Wichita speculative industrial buildings


A new feature of Wichita’s economic development policy grants property tax and sales tax forgiveness for speculative industrial buildings. These are buildings built without having a tenant in place. The proposed plan had a formula that grants a higher percentage of tax forgiveness as building size increases, but the council eliminated that and voted a 100 percent tax abatement for all buildings larger than 50,000 square feet.

Given tax costs and industrial building rents, this policy gives these incentivized buildings a cost advantage of about 20 percent over competitors. That’s very high, and makes it difficult for existing buildings to compete. Probably no one will build these buildings unless they qualify for and receive this incentive.

The city hopes that these incentivized buildings will generate new jobs in Wichita. But there appears to be nothing in the policy that prevents existing companies in Wichita from moving to these buildings.

Will the owners of speculative buildings rent only to companies newly moving to Wichita, or will they rent to whoever is willing to pay? And will Wichita companies want to move to a new building with cheaper rent? This policy has the risk of simply moving jobs from one location to another, creating no new jobs. All it does is harm landlords with existing buildings.

While the policy was designed to encourage large buildings instead of small, there appears to be no limitation on the size of space landlords can rent. A building 50,000 square feet and larger gets 100 percent tax abatement. But the space could be rented out in smaller parcels to multiple tenants, making it easy to steal local tenants from another landlord.

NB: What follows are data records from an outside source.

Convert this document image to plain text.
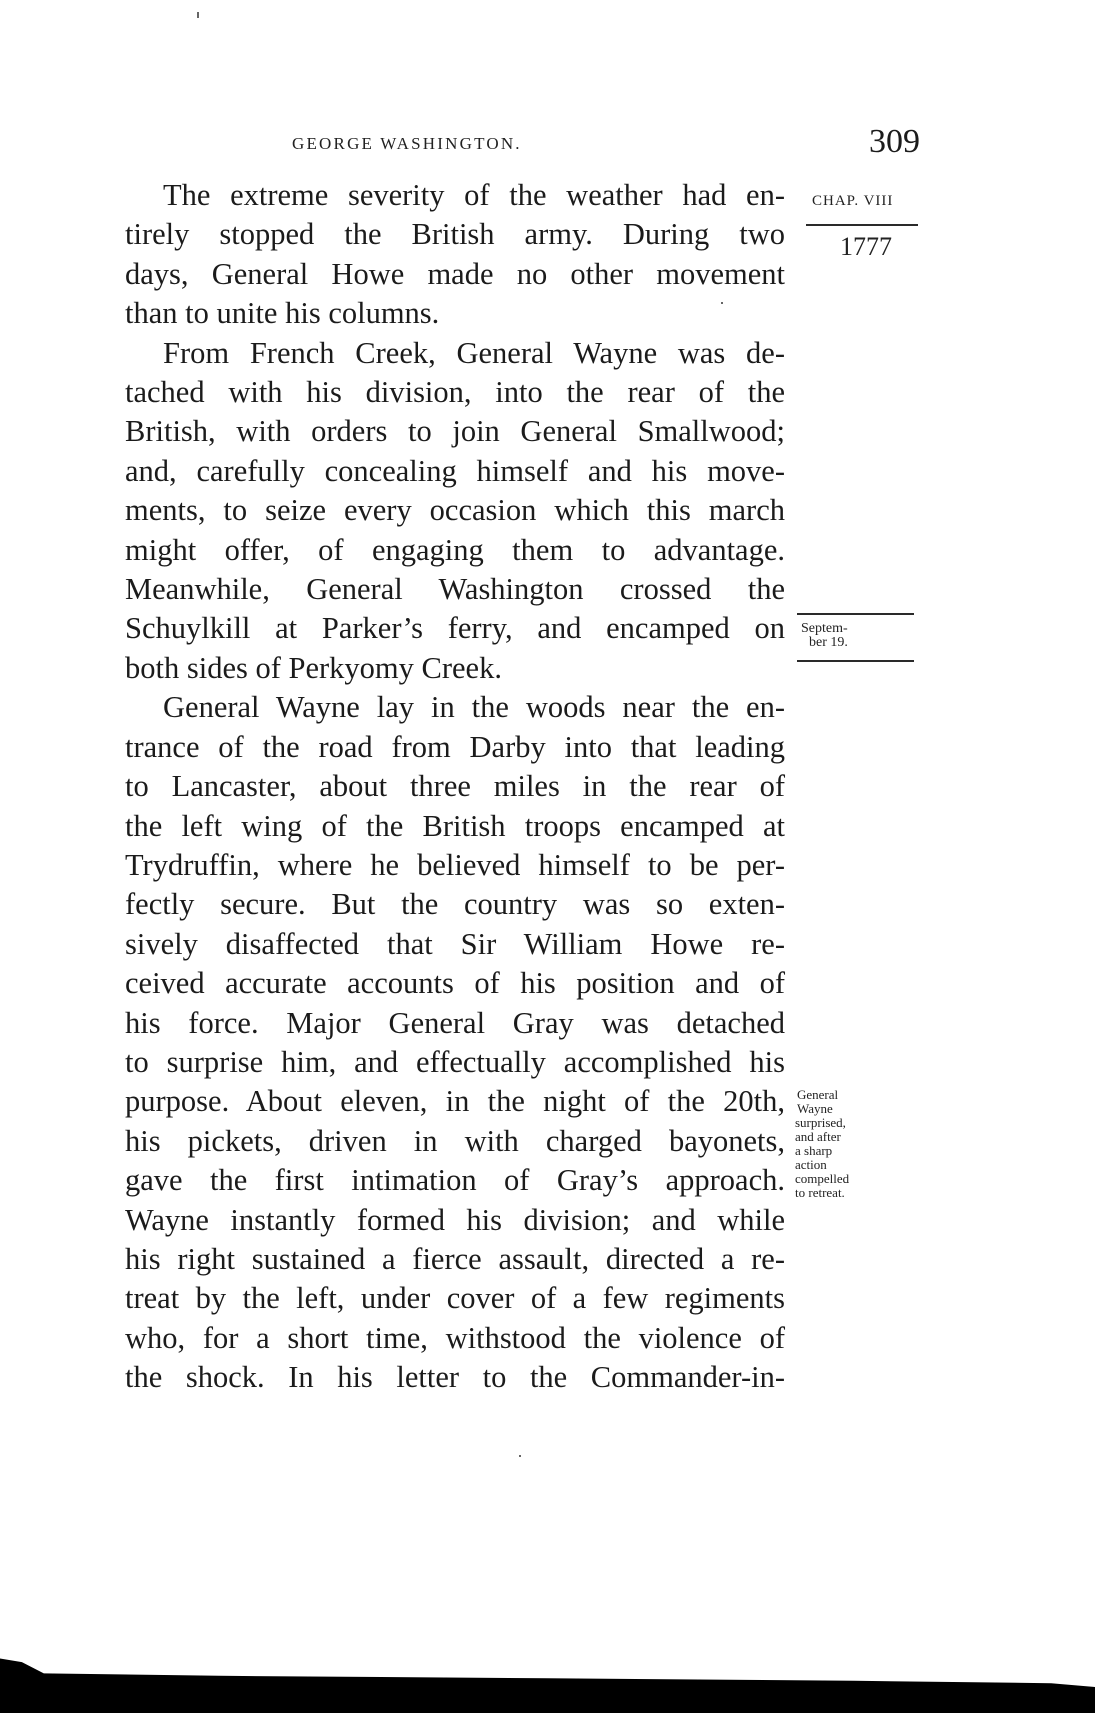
GEORGE WASHINGTON.	309
CHAP. VIII
1777
Septem-
ber 19.
General
Wayne
surprised,
and after
a sharp
action
compelled
to retreat.
The extreme severity of the weather had en-
tirely stopped the British army. During two
days, General Howe made no other movement
than to unite his columns.
From French Creek, General Wayne was de-
tached with his division, into the rear of the
British, with orders to join General Smallwood;
and, carefully concealing himself and his move-
ments, to seize every occasion which this march
might offer, of engaging them to advantage.
Meanwhile, General Washington crossed the
Schuylkill at Parker’s ferry, and encamped on
both sides of Perkyomy Creek.
General Wayne lay in the woods near the en-
trance of the road from Darby into that leading
to Lancaster, about three miles in the rear of
the left wing of the British troops encamped at
Trydruffin, where he believed himself to be per-
fectly secure. But the country was so exten-
sively disaffected that Sir William Howe re-
ceived accurate accounts of his position and of
his force. Major General Gray was detached
to surprise him, and effectually accomplished his
purpose. About eleven, in the night of the 20th,
his pickets, driven in with charged bayonets,
gave the first intimation of Gray’s approach.
Wayne instantly formed his division; and while
his right sustained a fierce assault, directed a re-
treat by the left, under cover of a few regiments
who, for a short time, withstood the violence of
the shock. In his letter to the Commander-in-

Existing industrial landlords in Wichita — especially those with available space to rent — must be wondering why they attempt to stay in business when city hall sets up subsidized competitors with new buildings and a large cost advantage. This is what is meant by unintended consequences.

Citizens must wonder about equality. A principle of taxation is that everyone pays equally. Tax policy should be applied uniformly to all citizens. But this program creates a special class of landlords and tenants who do not have to bear their full share of the cost of city, county, school district, and state government.

Then, we must ask ourselves what do we really get for the cost of these incentives. Alan Peters and Peter Fisher wrote an academic paper titled The Failures of Economic Development Incentives, published in Journal of the American Planning Association. A few quotes from the study, with emphasis added:

Given the weak effects of incentives on the location choices of businesses at the interstate level, state governments and their local governments in the aggregate probably lose far more revenue, by cutting taxes to firms that would have located in that state anyway than they gain from the few firms induced to change location.

On the three major questions — Do economic development incentives create new jobs? Are those jobs taken by targeted populations in targeted places? Are incentives, at worst, only moderately revenue negative? — traditional economic development incentives do not fare well. It is possible that incentives do induce significant new growth, that the beneficiaries of that growth are mainly those who have greatest difficulty in the labor market, and that both states and local governments benefit fiscally from that growth. But after decades of policy experimentation and literally hundreds of scholarly studies, none of these claims is clearly substantiated. Indeed, as we have argued in this article, there is a good chance that all of these claims are false.

The most fundamental problem is that many public officials appear to believe that they can influence the course of their state or local economies through incentives and subsidies to a degree far beyond anything supported by even the most optimistic evidence. We need to begin by lowering their expectations about their ability to micromanage economic growth and making the case for a more sensible view of the role of government — providing the foundations for growth through sound fiscal practices, quality public infrastructure, and good education systems — and then letting the economy take care of itself.

In 2008 Kansas Legislative Division of Post Audit investigated spending on economic development. It found about the same as did Peters and Fisher.

There is one incentive that can be offered to all firms: Reduce tax costs for all. The Tax Foundation report from earlier this year should be a shrill wake up call to the city and state that we must change our ways.

But the action the council is considering today moves us in the opposite direction. These incentives have a cost. Other businesses have to pay. That only increases the motivation and necessity to seek incentives from the city and state, which in turn raises the cost of government and taxes. It’s a spiral that leads to ever-increasing control of economic activity by city hall.

We in Wichita need to build a dynamic economy in Wichita that is based on free enterprise and entrepreneurship rather than government planning and handouts. This is the way we can have organic and sustainable economic development. We can start on this path today by saying no to this incentive package.